В декабре 1957 г. был создан специальный Научный совет АН СССР по комплексной программе "История Великой Октябрьской социалистической революции", который возглавил академик И.И. Минц, знавший о событиях 1917 г. и, особенно, гражданской войны не понаслышке. Именно на этот год пришелся пик документальных публикаций по истории Октября, который так и не был превзойден в последующие годы (20); минцевский Совет призван был вроде бы тематически упорядочить этот процесс. Этого, в сущности, не произошло. Если говорить о трехтомной работе самого И.И. Минца, то ее можно охарактеризовать как простое обобщение фактического материала, отнюдь не столь жестко втиснутого в утвердившиеся догматы.

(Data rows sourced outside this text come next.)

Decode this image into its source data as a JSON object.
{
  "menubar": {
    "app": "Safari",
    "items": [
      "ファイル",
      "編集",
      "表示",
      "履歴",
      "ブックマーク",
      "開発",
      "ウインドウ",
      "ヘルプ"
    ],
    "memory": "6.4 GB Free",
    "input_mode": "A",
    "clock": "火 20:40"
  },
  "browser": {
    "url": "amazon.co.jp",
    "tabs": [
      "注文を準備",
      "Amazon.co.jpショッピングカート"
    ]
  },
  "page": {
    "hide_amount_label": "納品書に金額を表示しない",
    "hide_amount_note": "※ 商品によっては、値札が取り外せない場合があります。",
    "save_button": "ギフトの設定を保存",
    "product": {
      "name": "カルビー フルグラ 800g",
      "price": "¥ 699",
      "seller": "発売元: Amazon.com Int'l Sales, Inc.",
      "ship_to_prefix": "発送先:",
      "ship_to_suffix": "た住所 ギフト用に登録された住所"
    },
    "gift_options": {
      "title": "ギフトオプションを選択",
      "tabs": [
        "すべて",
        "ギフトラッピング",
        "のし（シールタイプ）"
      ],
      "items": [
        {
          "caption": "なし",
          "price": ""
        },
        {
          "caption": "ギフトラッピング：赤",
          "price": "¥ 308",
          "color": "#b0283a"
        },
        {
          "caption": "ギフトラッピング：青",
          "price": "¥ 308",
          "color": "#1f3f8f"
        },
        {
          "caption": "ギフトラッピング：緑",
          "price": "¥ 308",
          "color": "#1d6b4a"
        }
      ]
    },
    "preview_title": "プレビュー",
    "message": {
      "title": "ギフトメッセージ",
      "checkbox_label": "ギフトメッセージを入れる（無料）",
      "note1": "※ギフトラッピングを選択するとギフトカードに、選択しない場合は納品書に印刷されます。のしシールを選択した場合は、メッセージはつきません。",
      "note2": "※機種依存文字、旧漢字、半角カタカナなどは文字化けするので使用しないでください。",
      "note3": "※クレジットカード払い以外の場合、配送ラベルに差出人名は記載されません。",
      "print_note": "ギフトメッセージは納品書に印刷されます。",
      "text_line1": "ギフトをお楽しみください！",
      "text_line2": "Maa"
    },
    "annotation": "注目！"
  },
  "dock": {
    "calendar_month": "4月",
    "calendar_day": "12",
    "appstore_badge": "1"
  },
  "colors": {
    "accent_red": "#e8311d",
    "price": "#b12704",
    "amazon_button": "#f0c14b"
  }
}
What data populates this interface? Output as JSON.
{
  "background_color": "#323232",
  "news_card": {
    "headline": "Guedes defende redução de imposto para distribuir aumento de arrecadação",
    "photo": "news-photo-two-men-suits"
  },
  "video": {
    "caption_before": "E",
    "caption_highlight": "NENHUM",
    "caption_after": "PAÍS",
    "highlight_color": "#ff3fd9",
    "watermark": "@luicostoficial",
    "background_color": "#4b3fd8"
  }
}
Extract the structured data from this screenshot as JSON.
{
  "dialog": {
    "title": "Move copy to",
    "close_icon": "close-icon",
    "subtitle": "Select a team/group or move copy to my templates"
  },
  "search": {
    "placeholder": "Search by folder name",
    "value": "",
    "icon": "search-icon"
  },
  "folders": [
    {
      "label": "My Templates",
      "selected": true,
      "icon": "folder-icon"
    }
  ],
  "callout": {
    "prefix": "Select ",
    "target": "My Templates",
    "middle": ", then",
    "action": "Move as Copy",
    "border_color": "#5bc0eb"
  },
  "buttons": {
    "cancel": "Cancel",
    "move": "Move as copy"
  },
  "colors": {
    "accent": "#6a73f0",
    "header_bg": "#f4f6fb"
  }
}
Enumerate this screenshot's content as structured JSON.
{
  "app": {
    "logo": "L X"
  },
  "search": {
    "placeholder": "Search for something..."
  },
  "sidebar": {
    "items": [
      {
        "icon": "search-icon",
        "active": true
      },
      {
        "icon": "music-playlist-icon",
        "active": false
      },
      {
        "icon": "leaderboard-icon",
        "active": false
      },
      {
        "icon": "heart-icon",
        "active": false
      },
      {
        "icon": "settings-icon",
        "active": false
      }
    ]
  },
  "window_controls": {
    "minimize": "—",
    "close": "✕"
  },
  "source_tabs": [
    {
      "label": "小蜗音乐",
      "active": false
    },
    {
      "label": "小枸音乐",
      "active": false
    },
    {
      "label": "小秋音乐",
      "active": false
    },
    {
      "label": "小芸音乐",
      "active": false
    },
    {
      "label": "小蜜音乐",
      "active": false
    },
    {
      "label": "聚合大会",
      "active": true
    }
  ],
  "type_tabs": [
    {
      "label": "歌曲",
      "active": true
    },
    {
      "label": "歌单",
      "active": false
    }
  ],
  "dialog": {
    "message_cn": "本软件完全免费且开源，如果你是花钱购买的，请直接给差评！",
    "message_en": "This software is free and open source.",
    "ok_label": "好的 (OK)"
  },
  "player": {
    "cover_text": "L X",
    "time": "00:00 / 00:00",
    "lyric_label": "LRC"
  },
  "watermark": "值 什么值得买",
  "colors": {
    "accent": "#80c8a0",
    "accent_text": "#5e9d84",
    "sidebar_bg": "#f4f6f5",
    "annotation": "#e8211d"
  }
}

Вероятно, важнейшим итогом деятельности Научного совета явилось то, что он не препятствовал возникновению новых направлений исследовательской деятельности (знаменитые конференции по истории буржуазных и мелкобуржуазных партий в г. Калинине проходили именно под его эгидой), а, осуществляя координацию деятельности историков, не подменял ее цензурированием. Впрочем, последнее и не требовалось. В начале 70-х годов непосредственно по указке ЦК КПСС был осуществлен разгром "нового направления" в изучении Октября. Исследователи сделали конформистские выводы. Именно с этого времени появляется масса "историографических" трудов, авторы которых лишь аннотационно суммировали выходящую продукцию, сопоставляя ее с последними указующими постановлениями ЦК КПСС и наборами ленинских цитат. Для многих историков по должности это стало формой паразитирования на трудах конкретных исследователей. Серьезные исследователи если и заглядывали в работы такого рода, то преимущественно за тем, чтобы убедиться, что их имена не оказались помянуты в охранительно-доносительском контексте.
Несомненно, что наиболее ярким явлением советской историографии "Великого Октября" стала деятельность представителей так называемого нового направления (К.Н. Тарновский, П.В. Волобуев, А.М. Анфимов, А.Х. Бурганов и др.). В контексте данной работы признание его заслуг кое-кому может показаться странным, если не хуже того. Действительно, какой мог быть прок в совершенствовании марксистской теории, заведомо негодной для описания и анализа "красной смуты"? Какое значение для осмысления революционной судьбы России имело признание ее хозяйственной многоукладное™, относимой к имманентным характеристикам так называемого второго эшелона капиталистического развития? Что могло дать утверждение, что в октябре 1917 г. большевиков поддержало все крестьянство, а вовсе не одна лишь "беднейшая" его часть? Стоило ли ломать копья из-за фактора стихийности в заведомо хаотичном революционном процессе?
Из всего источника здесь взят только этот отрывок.